Cette fois ci, une autre excuse était invoquée : je n’avais rien à faire un dimanche soir au régiment. Pourtant les textes militaires expliquent bien que si le militaire habite à plus de 150 KM du régiment, l’armée doit pouvoir lui fournir un couchage pour être présent les matins. Il était donc naturel que je me présente un dimanche soir au régiment, car j’habitais à plus de 150 KM, et ceci afin d’être présent le lundi matin pour l’appel de 07 H 30. La encore, la juriste n’a rien lâché, je ne devais pas être présent, un point c’est tout.
Puis j’ai découvert que je devais partir en reconversion, alors que mon contrat était loin d’être fini. Les personnes bien placées au chaud dans les bureaux m’ont annoncé que j’étais réformé car je n’étais plus en mesure de remplir mon premier métier qui était soldat (en fauteuil, ça fait tache). Mais pour pouvoir être réformé médicalement, je devais passer devant un conseil de médecins, hors je n’en ai vu aucun, J’ai ensuite reçu notification que ces mêmes médecins n’avaient trouvé aucune séquelle de mon accident.
J’ai décidé de demander mon dossier pour savoir qui « m’avait vu en consultation ». C’est a ce moment la que je me suis encore heurté à un mur, l’accès à mon dossier m’a été refusé. J’ai donc pris une avocate, et la réponse de l’armée à été que le dossier avait été envoyé à Bordeaux et était introuvable.

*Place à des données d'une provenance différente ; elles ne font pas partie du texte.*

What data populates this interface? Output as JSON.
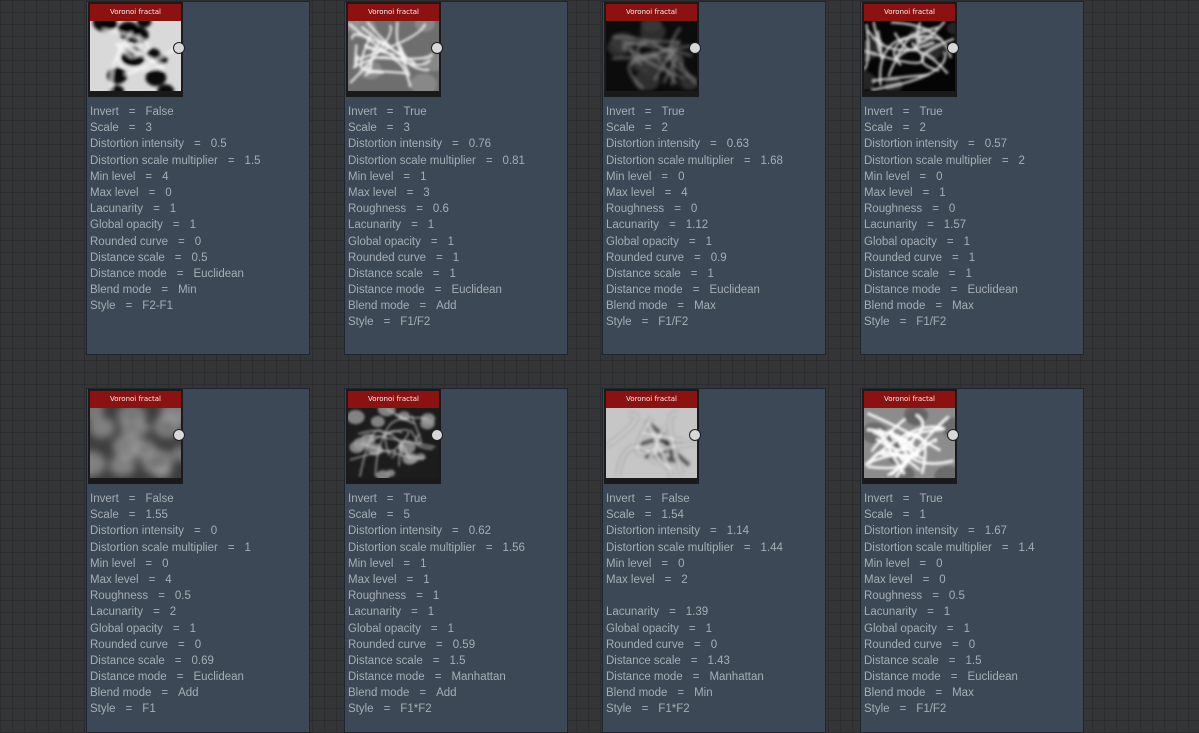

En parallèle, j’ai fait appel à d’autres organismes comme l’aide aux blessés de l’armée de terre (la CABAT). Vu qu’en 2010 la France était en pleine guerre d’Afghanistan, la CABAT a fait traîner mon dossier pour me dire au final que mon cas n’était pas une priorité face aux blessés de guerre, et donc que mon dossier était remisé au fond de la pile.
Face à une telle machine, mes moyens financiers à sec, j’ai fini par abandonner.
C’est en 2013 que j’ai reçu un appel d’un général travaillant avec l’association « Qui ose gagne » et qui avait eu vent de mon dossier, Il a réussi à faire réapparaître mon dossier et demander une nouvelle expertise.
L’expertise a eu lieu auprès d’un médecin indépendant de l’armée à Grenoble. Sa conclusion a été remise en aout 2013 à l’armée. Depuis c’est silence radio. Quand j’appelle le médecin, il me dit que ses conclusions seront connues quand l’état les aura vues, mais l’état ne répond pas.
A ce jour, l’armée n’a toujours pas rendu de verdict sur mon dossier, ne me verse aucune pension d’invalidité, bien que mon invalidité ait été constaté dans le civil à 80% et plus.
La télé a montré un reportage sur les blessés de guerre. Plus de 75% sont reclassés dans les bureaux, alors que 25% quittent l’institution. Mais les 75% sont des gradés qui ne peuvent pas être virés, et donc l’armée est obligée de les reclasser. Les 25% sont pour la plupart des militaires du rang, tout comme moi, qui se retrouvent face à une armée qui regarde ses sous, et qui ne tient pas sa promesse lorsqu’elle annonce qu’elle est une belle et grande « famille » où les uns et les autres se protègent et se soutiennent.
Voilà mon histoire, celle d’un caporal-chef qui avait 8 ans de service, mais qui n’est pas le seul à être dans cette situation. Il y a d’autres soldats qui sont dans le même cas que moi, mais que l’armée cache.